Please identify the terms of the BOT agreement providing for reimbursement of upgrade costs.. If there are no such provisions, please explain the intended mechanism for reimbursement of Upgrade costs under the BOT agreements, and confirm that the LOI and BOT agreements will be revised accordingly.
2. The form BOT agreement also provides that any agreements relating to the construction of Affected System Upgrades will be assigned to Duke upon closing. We understand that under the RFP, the bidder is generally responsible for payment of Affected System Upgrade costs. However, to the extent that a (non-Duke) Affected System Operator’s form agreements provide for reimbursement of Affected System Upgrade costs, it is unreasonable for the Seller to pay those costs but for Duke to receive the reimbursement. Please confirm that, in the event a Seller pays Affected System Upgrade costs to a non-Duke system, Seller shall retain any right to receive reimbursement of those costs from the Affected System (or Duke shall compensate Seller for its assignment of any reimbursements).

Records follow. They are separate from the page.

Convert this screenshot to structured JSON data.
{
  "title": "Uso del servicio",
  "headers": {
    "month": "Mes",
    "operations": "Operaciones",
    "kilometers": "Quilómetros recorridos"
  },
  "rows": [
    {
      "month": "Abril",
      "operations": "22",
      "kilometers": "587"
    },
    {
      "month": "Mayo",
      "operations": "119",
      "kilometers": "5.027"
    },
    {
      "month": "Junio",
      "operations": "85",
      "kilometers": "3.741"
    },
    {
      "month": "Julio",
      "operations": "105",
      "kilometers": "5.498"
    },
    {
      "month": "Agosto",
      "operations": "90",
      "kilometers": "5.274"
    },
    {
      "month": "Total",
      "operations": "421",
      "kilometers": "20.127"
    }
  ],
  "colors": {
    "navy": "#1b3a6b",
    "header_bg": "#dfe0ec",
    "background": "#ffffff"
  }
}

Answer: 1. The 2022 Solar RFP solicitation document states, “[F]or proposals in DISIS (and not those with an executed Interconnection Agreement), the costs of Network Upgrades should not be incorporated in the MP’s Utility Ownership Track Proposal price. Network Upgrade costs will be identified from DISIS Phase 1 and Phase 2 cost estimates or in the executed Interconnection Agreement, if applicable. However, BOT and certain Asset Transfer Plus EPC proposals (dependent on timing of transfer) may be required to fund the Network Upgrades initially but will be reimbursed for such upgrades by DEC or DEP in accordance with the Asset Acquisition Agreement.” We understand that the LOI and related term sheets reflect a different logistical process (that is applicable to bidders with interconnection agreements already in place), and such documents will be revised to reflect that stated process within the RFP for DISIS projects. For the avoidance of doubt, all costs incurred by the bidder pursuant to the interconnection agreement executed pursuant to the DISIS process (inclusive of deposits, security (that cannot be refunded and/or replaced) and upgrade costs actually paid) shall be reimbursed by Buyer (on a dollar for dollar basis) at the time of Closing and the LOI/Term Sheet and Definitive Agreement will include provisions relating to such reimbursement.
2. If bidder were to make any payments pursuant to an Affected System Upgrade Agreement, reimbursable or not, those payments would be reimbursed to the bidder under the BOT agreement.